07-18-2017 02:31 PM
I would like to stream data directly to a zip file (without first writing the data to disk).
I want to dynamically set the name of the file inside the zip file (not the zip file, but the file it contains).
Given this file:
mydata.zip
myfile1.xml
I want to create mydata.zip file (which I can do and name properly), and name the internal xml file without first writing the xml to disk.
When I use the XML formatter, it creates output as output0, not as myfile1.xml.
If I read a file from disk, it correctly sets the file name, however if I use the XML formatter to create binary data to stream to the ZipFile Write component, I can’t find a way to set XML filename.
Any suggestions are greatly appreciated.
Thanks,
Judy
11-15-2017 11:24 PM
Hi,
I already have a xml file and I wanted to zip this xml file. Can you suggest how to do , the above method is not working for me. I use below snaps
file Reader → XML Parser → Mapper → Document to Binary → Zip File writer
in mapper I m not able to set values against content ,content location due to which document to binary snap error out.
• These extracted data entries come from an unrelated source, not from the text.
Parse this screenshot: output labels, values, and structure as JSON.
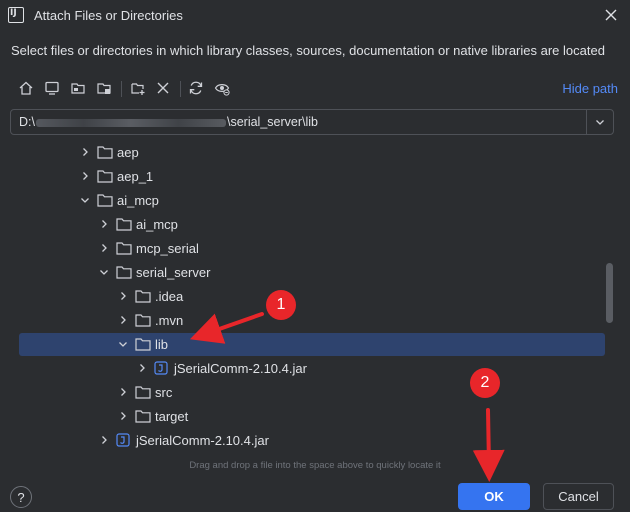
{
  "window": {
    "title": "Attach Files or Directories",
    "logo_text": "IJ"
  },
  "description": "Select files or directories in which library classes, sources, documentation or native libraries are located",
  "toolbar": {
    "buttons": [
      "home-icon",
      "desktop-icon",
      "project-icon",
      "module-icon",
      "new-folder-icon",
      "delete-icon",
      "refresh-icon",
      "show-hidden-icon"
    ],
    "hide_path_label": "Hide path"
  },
  "path": {
    "prefix": "D:\\",
    "suffix": "\\serial_server\\lib"
  },
  "tree": [
    {
      "label": "aep",
      "type": "folder",
      "expanded": false,
      "depth": 0
    },
    {
      "label": "aep_1",
      "type": "folder",
      "expanded": false,
      "depth": 0
    },
    {
      "label": "ai_mcp",
      "type": "folder",
      "expanded": true,
      "depth": 0
    },
    {
      "label": "ai_mcp",
      "type": "folder",
      "expanded": false,
      "depth": 1
    },
    {
      "label": "mcp_serial",
      "type": "folder",
      "expanded": false,
      "depth": 1
    },
    {
      "label": "serial_server",
      "type": "folder",
      "expanded": true,
      "depth": 1
    },
    {
      "label": ".idea",
      "type": "folder",
      "expanded": false,
      "depth": 2
    },
    {
      "label": ".mvn",
      "type": "folder",
      "expanded": false,
      "depth": 2
    },
    {
      "label": "lib",
      "type": "folder",
      "expanded": true,
      "depth": 2,
      "selected": true
    },
    {
      "label": "jSerialComm-2.10.4.jar",
      "type": "jar",
      "expanded": false,
      "depth": 3
    },
    {
      "label": "src",
      "type": "folder",
      "expanded": false,
      "depth": 2
    },
    {
      "label": "target",
      "type": "folder",
      "expanded": false,
      "depth": 2
    },
    {
      "label": "jSerialComm-2.10.4.jar",
      "type": "jar",
      "expanded": false,
      "depth": 1
    }
  ],
  "hint": "Drag and drop a file into the space above to quickly locate it",
  "buttons": {
    "help": "?",
    "ok": "OK",
    "cancel": "Cancel"
  },
  "annotations": [
    {
      "number": "1"
    },
    {
      "number": "2"
    }
  ],
  "colors": {
    "background": "#2b2d30",
    "selection": "#2e436e",
    "accent": "#3574f0",
    "link": "#548af7",
    "annotation": "#e8262a"
  }
}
Please suggest , i m stuck in it
11-16-2017 11:28 AM
Are you wanting to put the file in the Zip in the XML format? Since you used the XML Parser with the Document To Binary, you’re effectively turning it into JSON. You probably don’t want that.
The ZipFile Writer will get the name for the file in the zip from the ‘content-location’ property in the binary document header. The FileReader will add this property to the header, so the name of the file in the zip should be the same as where it was read from.